July 27, 2019 9:51:10 am
The Delhi High Court Friday refused to give direction to the Centre to declare ‘Vande Mataram’ the National Anthem, at par with ‘Jana Gana Mana’, or the National Song and to make a national policy to promote and propagate them.
“We see no reason to give direction to the respondent (Centre) to declare ‘Vande Mataram’ as national anthem or national song,” a bench of Chief Justice D N Patel and Justice C Hari Shankar said.
It said that, “we no reason to entertain this petition, while exercising its powers under Article 226 of the Constitution”, filed advocate Ashwini Kumar Upadhyay.
The advocate had sought a direction to make singing of ‘Vande Mataram’ compulsory in all schools on every working day.
Declining the relief, the high court bench pointed during the brief hearing that that ‘Vande Mataram’ was already the national song and the petitioner must be aware of it.
Upadhyay, who was putting his case before the bench in-person, replied this is the “gap/vacuum. It is not the national song and my prayer is that either it be treated as the national anthem or the national song by way of notification”.
The public interest litigation (PIL) wanted that ‘Vande Mataram’, written by Bankim Chandra Chatterjee, be given the same respect as the National Anthem, ‘Jana Gana Mana’ penned by Nobel laureate Rabindranath Tagore.

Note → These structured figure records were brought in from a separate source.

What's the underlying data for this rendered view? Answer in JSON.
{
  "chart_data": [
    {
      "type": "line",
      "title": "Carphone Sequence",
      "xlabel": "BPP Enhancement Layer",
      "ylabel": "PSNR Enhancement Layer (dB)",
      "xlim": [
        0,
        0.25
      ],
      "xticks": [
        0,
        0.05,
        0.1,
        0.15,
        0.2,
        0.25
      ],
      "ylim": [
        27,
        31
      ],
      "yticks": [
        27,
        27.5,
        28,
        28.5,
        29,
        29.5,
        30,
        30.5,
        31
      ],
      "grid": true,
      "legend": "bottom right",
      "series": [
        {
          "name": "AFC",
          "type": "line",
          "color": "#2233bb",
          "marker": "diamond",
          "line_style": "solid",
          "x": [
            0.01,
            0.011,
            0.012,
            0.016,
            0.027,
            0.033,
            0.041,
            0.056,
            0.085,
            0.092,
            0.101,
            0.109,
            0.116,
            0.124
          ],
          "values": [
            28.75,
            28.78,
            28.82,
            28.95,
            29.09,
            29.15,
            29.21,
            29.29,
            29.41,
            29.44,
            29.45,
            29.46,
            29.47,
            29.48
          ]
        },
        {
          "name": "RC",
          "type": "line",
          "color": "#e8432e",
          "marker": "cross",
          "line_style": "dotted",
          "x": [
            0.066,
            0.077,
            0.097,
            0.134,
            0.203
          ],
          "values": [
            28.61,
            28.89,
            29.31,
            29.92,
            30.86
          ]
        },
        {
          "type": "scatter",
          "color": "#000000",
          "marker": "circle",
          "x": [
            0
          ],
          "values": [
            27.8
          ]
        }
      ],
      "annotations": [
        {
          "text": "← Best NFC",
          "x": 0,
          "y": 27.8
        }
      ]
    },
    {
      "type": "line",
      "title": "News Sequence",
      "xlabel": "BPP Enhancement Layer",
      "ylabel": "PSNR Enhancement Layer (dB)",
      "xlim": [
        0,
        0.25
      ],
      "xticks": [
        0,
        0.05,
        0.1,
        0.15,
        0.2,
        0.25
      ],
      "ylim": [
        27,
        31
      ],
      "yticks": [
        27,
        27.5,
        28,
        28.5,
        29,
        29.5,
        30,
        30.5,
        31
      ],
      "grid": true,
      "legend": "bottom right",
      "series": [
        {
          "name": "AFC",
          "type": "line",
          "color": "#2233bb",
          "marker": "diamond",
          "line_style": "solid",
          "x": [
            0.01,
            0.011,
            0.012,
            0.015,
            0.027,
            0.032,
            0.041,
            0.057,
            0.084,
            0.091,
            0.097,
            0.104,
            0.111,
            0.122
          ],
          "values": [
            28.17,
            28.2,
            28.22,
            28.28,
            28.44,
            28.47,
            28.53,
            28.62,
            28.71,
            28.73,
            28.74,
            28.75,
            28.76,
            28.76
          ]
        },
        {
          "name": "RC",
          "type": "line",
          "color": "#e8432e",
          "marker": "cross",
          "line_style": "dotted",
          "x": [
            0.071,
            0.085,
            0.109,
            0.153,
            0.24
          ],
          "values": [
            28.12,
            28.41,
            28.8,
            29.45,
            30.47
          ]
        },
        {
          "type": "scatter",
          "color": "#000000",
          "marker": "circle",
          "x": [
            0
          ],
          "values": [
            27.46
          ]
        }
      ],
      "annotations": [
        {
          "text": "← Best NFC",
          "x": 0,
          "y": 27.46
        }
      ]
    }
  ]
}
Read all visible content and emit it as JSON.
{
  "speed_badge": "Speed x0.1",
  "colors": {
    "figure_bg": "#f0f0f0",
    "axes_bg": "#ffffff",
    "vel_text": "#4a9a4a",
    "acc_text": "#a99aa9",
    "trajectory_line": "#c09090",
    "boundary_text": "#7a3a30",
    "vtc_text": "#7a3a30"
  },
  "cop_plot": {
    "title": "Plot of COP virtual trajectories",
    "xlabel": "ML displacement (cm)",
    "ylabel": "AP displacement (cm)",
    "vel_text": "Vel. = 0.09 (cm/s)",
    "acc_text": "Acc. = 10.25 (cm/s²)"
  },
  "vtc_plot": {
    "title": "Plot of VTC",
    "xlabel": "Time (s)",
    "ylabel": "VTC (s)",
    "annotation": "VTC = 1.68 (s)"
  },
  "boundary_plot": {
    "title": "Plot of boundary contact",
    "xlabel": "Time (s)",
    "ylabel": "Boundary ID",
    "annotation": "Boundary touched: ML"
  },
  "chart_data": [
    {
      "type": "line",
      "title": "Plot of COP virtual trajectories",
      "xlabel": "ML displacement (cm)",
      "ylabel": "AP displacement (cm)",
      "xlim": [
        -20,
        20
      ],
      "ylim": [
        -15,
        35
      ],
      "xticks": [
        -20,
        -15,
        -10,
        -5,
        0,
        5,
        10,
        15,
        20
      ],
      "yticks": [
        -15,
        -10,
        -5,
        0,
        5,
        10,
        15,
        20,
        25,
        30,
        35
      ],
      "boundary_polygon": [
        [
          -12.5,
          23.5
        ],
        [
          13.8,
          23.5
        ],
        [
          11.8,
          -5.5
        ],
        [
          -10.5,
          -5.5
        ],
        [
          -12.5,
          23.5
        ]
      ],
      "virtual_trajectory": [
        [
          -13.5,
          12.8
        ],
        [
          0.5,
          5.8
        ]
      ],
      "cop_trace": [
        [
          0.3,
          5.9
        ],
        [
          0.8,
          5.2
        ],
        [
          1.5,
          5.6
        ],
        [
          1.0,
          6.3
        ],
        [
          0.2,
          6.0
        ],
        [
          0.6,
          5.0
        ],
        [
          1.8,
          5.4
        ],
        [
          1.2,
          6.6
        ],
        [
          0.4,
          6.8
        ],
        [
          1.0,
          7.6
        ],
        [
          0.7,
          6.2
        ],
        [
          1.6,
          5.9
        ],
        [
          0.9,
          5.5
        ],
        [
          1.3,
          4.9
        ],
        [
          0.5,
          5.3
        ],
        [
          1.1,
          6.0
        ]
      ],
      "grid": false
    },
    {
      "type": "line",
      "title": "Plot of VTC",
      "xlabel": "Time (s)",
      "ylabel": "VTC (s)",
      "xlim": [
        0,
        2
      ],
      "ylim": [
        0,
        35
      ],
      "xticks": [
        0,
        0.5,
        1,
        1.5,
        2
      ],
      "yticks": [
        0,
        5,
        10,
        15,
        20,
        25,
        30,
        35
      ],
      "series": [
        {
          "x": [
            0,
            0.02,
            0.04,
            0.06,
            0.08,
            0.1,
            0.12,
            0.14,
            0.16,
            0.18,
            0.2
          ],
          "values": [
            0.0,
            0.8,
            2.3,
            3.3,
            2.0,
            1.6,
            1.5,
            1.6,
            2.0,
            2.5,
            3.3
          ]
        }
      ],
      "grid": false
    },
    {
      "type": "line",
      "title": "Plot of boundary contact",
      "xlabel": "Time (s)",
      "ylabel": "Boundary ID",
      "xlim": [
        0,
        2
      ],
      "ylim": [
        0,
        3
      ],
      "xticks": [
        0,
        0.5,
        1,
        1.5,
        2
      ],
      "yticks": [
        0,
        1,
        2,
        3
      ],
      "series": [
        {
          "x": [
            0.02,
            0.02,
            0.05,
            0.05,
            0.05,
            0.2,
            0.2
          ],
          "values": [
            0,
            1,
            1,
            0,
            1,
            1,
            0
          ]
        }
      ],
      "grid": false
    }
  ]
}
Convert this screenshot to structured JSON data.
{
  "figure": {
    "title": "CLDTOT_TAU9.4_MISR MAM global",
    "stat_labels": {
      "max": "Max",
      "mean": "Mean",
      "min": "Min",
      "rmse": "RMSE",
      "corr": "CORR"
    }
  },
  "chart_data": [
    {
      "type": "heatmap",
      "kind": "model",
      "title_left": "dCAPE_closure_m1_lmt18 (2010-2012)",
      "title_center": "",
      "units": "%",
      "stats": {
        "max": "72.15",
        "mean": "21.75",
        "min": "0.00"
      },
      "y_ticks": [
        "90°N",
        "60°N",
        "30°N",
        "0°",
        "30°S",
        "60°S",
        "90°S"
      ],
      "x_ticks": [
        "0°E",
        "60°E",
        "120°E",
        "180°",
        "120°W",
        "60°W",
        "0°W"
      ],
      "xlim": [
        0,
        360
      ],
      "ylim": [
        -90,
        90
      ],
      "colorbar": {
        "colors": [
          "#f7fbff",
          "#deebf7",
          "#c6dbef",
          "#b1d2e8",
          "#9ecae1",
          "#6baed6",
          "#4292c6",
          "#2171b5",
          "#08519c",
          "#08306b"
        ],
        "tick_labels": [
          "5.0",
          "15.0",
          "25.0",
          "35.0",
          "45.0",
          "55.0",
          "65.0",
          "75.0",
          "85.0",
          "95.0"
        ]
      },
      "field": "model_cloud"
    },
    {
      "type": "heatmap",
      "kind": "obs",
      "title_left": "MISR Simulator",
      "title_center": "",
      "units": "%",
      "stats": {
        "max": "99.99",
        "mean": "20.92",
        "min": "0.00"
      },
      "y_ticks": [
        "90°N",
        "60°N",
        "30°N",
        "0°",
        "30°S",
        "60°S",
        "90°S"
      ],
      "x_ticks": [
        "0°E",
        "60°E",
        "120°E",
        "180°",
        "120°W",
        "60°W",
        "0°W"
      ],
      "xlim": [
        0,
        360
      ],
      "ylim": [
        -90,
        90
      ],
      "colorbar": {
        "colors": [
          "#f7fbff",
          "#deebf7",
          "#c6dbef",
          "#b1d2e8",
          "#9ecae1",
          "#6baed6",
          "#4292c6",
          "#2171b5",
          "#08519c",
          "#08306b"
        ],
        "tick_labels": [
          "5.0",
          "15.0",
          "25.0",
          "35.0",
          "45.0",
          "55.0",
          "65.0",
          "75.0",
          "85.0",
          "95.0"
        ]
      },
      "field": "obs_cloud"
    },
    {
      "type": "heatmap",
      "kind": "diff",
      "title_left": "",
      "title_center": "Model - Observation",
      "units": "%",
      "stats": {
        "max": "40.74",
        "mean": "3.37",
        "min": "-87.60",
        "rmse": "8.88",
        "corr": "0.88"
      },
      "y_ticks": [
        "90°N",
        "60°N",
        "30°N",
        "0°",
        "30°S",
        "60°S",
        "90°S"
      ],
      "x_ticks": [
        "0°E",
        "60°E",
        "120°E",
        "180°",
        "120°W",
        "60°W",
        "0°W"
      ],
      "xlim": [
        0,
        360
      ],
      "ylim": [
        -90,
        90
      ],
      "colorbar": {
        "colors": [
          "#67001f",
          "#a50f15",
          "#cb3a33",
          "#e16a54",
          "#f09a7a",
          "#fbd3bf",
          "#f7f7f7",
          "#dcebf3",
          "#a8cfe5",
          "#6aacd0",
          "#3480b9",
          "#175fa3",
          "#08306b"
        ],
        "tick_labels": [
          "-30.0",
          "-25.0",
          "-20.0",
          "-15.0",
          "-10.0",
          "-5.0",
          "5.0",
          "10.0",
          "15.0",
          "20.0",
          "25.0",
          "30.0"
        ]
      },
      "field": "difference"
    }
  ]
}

It said that the National Song played a vital role in Independence movement and was first sung in a political context by Rabindranath Tagore at the 1896 session of the Indian National Congress.
“Both the ‘Jana Gana Mana’ and ‘Vande Mataram’ have to be equally respected. The sentiments expressed in ‘Jana Gana Mana’ have been expressed keeping the State in view. However, the sentiments expressed in ‘Vande Mataram’ denote the nation’s character and style and deserves similar respect,” the PIL sought.
In October 2017 also, a PIL was filed in the Delhi High Court seeking a direction to treat the national song at par with the national anthem. However, the same PIL was dismissed after the Centre had opposed the plea saying ‘Vande Mataram’ occupies a “unique and special place” in the psyche of Indians but it cannot be treated at par with ‘Jana Gana Mana’.
In 2017, a Single Judge Bench of the Madras High Court had made it compulsory to sing Vande Mataram in educational institutions, government offices and private establishments. The single judge’s order was later set aside by a Division Bench, which left it to the discretion of the government to impose such a policy.